Adam Stylinski [Tue, 8 Feb 2022 22:09:30 +0000 (17:09 -0500)]
Use pclmulqdq accelerated CRC for exported function
We were already using this internally for our CRC calculations, however
the exported function to CRC checksum any arbitrary stream of bytes was
still using a generic C based version that leveraged tables. This
function is now called when len is at least 64 bytes.
Adam Stylinski [Sat, 12 Feb 2022 15:26:50 +0000 (10:26 -0500)]
Improved adler32 NEON performance by 30-47%
We unlocked some ILP by allowing for independent sums in the loop and
reducing these sums outside of the loop. Additionally, the multiplication
by 32 (now 64) is moved outside of this loop. Similar to the chromium
implementation, this code does straight 8 bit -> 16 bit additions and defers
the fused multiply accumulate outside of the loop. However, by unrolling by
another factor of 2, the code is measurably faster. The code does fused multiply
accmulates back to as many scratch registers we have room for in order to maximize
ILP for the 16 integer FMAs that need to occur. The compiler seems to order them
such that the destination register is the same register as the previous instruction,
so perhaps it's not actually able to overlap or maybe the -A73's pipeline is reordering
these instructions, anyway.
On the Odroid-N2, the Cortex-A73 cores are ~30-44% faster on the adler32 benchmark,
and the Cortex-A53 cores are anywhere from 34-47% faster.
Adam Stylinski [Wed, 16 Feb 2022 14:42:40 +0000 (09:42 -0500)]
Unlocked more ILP in SSE variant of adler checksum
This helps uarchs such as sandybridge more than Yorkfield, but there
were some measurable gains on a Core 2 Quad Q9650 as well. We can sum
to two separate vs2 variables and add them back together at the end,
allowing for some overlapping multiply-adds.
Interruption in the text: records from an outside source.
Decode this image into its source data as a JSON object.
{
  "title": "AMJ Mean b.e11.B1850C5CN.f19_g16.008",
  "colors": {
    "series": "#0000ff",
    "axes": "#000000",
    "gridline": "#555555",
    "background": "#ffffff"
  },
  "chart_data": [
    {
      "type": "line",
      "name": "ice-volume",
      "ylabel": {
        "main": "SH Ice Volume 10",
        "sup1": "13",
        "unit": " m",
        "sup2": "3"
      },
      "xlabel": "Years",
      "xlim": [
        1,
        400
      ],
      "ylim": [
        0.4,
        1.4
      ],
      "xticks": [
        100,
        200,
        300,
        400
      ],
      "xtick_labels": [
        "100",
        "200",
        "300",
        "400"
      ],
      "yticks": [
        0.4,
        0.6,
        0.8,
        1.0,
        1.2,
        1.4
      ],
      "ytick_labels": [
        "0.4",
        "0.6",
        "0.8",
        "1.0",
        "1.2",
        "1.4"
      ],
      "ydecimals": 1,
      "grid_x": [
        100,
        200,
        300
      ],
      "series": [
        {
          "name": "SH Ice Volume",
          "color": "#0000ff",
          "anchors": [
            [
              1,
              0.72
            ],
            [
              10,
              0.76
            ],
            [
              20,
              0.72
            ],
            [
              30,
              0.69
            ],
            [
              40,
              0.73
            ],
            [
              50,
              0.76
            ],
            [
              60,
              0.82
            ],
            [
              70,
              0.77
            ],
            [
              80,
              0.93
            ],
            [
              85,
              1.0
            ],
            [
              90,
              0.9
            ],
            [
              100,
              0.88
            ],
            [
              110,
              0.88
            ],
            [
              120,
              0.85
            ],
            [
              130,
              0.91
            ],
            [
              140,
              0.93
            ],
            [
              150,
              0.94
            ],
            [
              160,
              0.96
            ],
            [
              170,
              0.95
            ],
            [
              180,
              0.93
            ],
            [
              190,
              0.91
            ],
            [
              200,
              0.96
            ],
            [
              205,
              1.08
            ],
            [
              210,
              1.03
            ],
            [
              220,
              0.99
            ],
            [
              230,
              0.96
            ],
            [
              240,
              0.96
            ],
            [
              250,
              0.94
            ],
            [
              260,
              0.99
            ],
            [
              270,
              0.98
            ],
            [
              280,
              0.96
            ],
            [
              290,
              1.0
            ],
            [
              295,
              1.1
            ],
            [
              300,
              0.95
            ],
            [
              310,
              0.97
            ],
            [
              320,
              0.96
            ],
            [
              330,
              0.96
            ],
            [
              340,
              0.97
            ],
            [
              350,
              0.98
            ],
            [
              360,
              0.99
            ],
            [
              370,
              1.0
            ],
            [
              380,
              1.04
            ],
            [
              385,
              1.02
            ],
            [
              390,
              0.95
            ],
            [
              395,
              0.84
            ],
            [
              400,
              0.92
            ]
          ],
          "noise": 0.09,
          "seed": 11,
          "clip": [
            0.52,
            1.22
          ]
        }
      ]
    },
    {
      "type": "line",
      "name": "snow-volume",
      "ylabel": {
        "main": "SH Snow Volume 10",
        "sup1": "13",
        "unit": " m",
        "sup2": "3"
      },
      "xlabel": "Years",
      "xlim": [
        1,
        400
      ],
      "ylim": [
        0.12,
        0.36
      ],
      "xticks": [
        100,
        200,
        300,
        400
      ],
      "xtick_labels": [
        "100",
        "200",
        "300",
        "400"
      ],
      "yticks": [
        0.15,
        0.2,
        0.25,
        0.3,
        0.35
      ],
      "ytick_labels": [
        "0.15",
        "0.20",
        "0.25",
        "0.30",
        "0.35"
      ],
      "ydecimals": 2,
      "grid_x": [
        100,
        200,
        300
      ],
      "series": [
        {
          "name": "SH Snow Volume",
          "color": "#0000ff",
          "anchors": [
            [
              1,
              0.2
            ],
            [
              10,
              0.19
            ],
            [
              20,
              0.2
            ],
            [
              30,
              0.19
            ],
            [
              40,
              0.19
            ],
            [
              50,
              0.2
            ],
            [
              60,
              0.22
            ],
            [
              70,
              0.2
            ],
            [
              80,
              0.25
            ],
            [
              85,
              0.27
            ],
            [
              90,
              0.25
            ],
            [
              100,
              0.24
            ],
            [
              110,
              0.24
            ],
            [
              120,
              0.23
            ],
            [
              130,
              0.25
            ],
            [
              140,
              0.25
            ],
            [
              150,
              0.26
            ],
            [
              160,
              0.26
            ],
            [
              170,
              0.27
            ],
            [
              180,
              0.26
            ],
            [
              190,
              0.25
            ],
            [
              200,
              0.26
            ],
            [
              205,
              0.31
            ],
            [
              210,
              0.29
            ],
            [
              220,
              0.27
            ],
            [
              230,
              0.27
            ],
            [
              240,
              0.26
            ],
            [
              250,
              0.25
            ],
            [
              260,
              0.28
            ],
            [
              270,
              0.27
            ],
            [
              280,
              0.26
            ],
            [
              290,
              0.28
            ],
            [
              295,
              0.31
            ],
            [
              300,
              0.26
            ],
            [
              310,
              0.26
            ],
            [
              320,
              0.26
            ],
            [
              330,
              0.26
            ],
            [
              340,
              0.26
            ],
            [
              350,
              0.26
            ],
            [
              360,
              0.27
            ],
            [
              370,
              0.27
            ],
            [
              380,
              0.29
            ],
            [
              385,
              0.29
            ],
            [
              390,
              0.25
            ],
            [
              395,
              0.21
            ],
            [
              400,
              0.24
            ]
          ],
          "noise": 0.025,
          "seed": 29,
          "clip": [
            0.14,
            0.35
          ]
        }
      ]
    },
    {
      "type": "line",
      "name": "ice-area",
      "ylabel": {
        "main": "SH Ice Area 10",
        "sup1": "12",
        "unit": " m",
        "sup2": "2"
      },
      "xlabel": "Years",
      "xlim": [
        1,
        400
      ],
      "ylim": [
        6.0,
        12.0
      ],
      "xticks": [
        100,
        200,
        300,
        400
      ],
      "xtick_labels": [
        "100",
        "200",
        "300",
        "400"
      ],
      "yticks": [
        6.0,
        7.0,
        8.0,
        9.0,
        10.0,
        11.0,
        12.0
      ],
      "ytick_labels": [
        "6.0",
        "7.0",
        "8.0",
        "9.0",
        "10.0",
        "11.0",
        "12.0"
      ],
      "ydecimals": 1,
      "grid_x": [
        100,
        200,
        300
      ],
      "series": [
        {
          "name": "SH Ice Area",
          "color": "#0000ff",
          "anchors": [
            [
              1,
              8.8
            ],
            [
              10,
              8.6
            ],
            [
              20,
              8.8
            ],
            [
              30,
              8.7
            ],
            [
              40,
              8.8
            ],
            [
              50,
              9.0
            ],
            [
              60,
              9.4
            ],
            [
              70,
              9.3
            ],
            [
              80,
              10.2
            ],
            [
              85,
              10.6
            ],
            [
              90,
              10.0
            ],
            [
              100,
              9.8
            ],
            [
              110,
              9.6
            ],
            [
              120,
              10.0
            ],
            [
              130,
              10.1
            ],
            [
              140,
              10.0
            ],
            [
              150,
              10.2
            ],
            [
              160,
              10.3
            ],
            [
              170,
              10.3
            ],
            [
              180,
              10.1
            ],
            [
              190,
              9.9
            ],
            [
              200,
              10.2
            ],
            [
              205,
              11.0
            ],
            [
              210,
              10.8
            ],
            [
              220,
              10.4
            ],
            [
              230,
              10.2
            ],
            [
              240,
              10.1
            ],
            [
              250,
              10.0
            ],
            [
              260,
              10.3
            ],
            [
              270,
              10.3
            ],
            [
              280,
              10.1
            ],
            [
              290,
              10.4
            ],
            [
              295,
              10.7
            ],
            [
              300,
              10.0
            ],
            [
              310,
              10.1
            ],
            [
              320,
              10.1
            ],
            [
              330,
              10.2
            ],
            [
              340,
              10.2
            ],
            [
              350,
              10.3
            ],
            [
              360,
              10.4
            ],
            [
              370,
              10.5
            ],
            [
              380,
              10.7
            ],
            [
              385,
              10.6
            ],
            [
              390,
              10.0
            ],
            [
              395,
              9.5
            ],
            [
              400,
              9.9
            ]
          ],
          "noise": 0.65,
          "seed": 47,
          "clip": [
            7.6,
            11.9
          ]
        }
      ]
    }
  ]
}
This was only about a 9-12%
gain on the Q9650 but it nearly doubled performance on cascade lake and
is likely to have appreciable gains on everything in between those two.
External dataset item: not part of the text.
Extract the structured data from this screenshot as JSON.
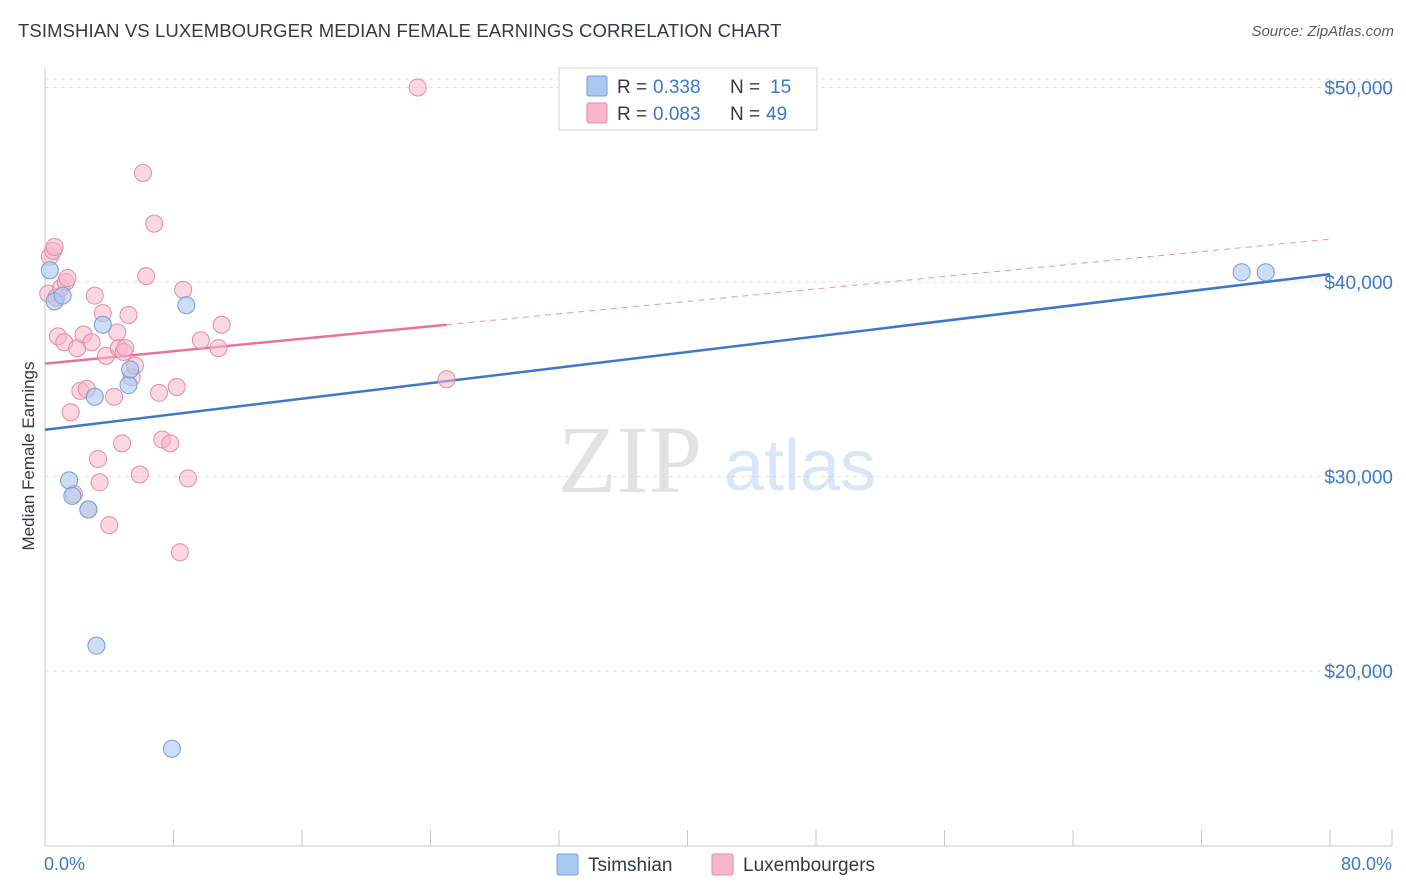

Adam Stylinski [Sat, 5 Feb 2022 21:15:46 +0000 (16:15 -0500)]
Improve sse41 adler32 performance
Rather than doing opportunistic aligned loads, we can do scalar
unaligned loads into our two halves of the checksum until we hit
alignment. Then, we can subtract from the max number of sums for the
first run through the loop.
This allows us to force aligned loads for unaligned buffers (likely a
common case for arbitrary runs of memory). This is not meaningful after
Nehalem but pre-Nehalem architectures it makes a substantial difference
to performance and is more foolproof than hoping for an aligned buffer.
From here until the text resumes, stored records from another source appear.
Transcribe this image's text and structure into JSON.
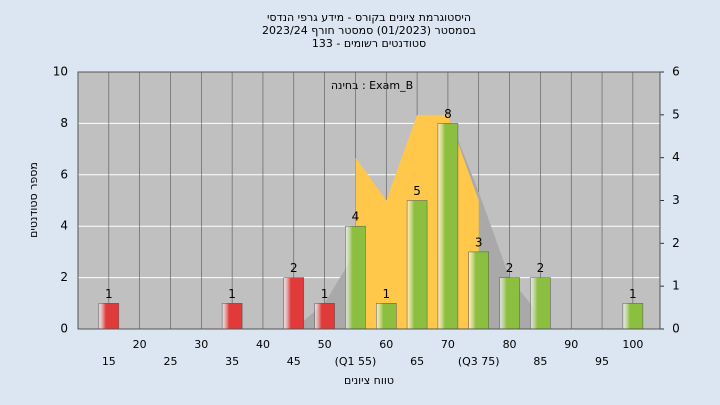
{
  "chart_data": {
    "type": "bar",
    "title": "היסטוגרמת ציונים בקורס - מידע גרפי הנדסי",
    "subtitle": "בסמסטר (01/2023) סמסטר חורף 2023/24",
    "subtitle2": "סטודנטים רשומים - 133",
    "annotation": "בחינה : Exam_B",
    "xlabel": "טווח ציונים",
    "ylabel": "מספר סטודנטים",
    "x": [
      15,
      20,
      25,
      30,
      35,
      40,
      45,
      50,
      55,
      60,
      65,
      70,
      75,
      80,
      85,
      90,
      95,
      100
    ],
    "x_labels": [
      "15",
      "20",
      "25",
      "30",
      "35",
      "40",
      "45",
      "50",
      "(Q1 55)",
      "60",
      "65",
      "70",
      "(Q3 75)",
      "80",
      "85",
      "90",
      "95",
      "100"
    ],
    "values": [
      1,
      0,
      0,
      0,
      1,
      0,
      2,
      1,
      4,
      1,
      5,
      8,
      3,
      2,
      2,
      0,
      0,
      1
    ],
    "colors": [
      "#e03a3a",
      "#8cbf3f",
      "#8cbf3f",
      "#8cbf3f",
      "#e03a3a",
      "#8cbf3f",
      "#e03a3a",
      "#e03a3a",
      "#8cbf3f",
      "#8cbf3f",
      "#8cbf3f",
      "#8cbf3f",
      "#8cbf3f",
      "#8cbf3f",
      "#8cbf3f",
      "#8cbf3f",
      "#8cbf3f",
      "#8cbf3f"
    ],
    "areas": [
      {
        "color": "#a9a9a9",
        "axis": "y2",
        "x": [
          45,
          50,
          55,
          60,
          65,
          70,
          75,
          80,
          85
        ],
        "values": [
          0,
          0.6,
          1.8,
          3.0,
          4.3,
          5.0,
          3.2,
          1.2,
          0.3
        ]
      },
      {
        "color": "#ffc84a",
        "axis": "y2",
        "x": [
          55,
          60,
          65,
          70,
          75
        ],
        "values": [
          4,
          3,
          5,
          5,
          3
        ]
      }
    ],
    "xlim": [
      10,
      104.4
    ],
    "ylim": [
      0,
      10
    ],
    "yticks": [
      0,
      2,
      4,
      6,
      8,
      10
    ],
    "y2lim": [
      0,
      6
    ],
    "y2ticks": [
      0,
      1,
      2,
      3,
      4,
      5,
      6
    ],
    "grid": true
  }
}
Improvement is around 44-50% for unaligned worst case scenarios.
Adam Stylinski [Mon, 21 Feb 2022 21:46:18 +0000 (16:46 -0500)]
Prevent stale stub functions from being called in deflate_slow
Just in case this is the very first call to longest match, we should
instead assign the function pointer instead of the function itself. This
way, by the time it leaves the stub, the function pointer gets
reassigned. This was found incidentally while debugging something else.
Adam Stylinski [Sun, 23 Jan 2022 03:49:04 +0000 (22:49 -0500)]
Write an SSE2 optimized compare256
The SSE4 variant uses the unfortunate string comparison instructions from
SSE4.2 which not only don't work on as many CPUs but, are often slower
than the SSE2 counterparts except in very specific circumstances.
This version should be ~2x faster than unaligned_64 for larger strings
and about half the performance of AVX2 comparisons on identical
hardware.
This version is meant to supplement pre AVX hardware. Because of this,
we're performing 1 extra load + compare at the beginning. In the event
that we're doing a full 256 byte comparison (completely equal strings),
this will result in 2 extra SIMD comparisons if the inputs are unaligned.
Given that the loads will be absorbed by L1, this isn't super likely to
be a giant penalty but for something like a core-i first or second gen,
where unaligned loads aren't nearly as expensive, this going to be
_marginally_ slower in the worst case. This allows us to have half the
loads be aligned, so that the compiler can elide the load and compare by
using a register relative pcmpeqb.
Only define CPU variants that require deflate_state when deflate.h has previously been included. This allows us to include cpu_features.h without including zlib.h or name mangling.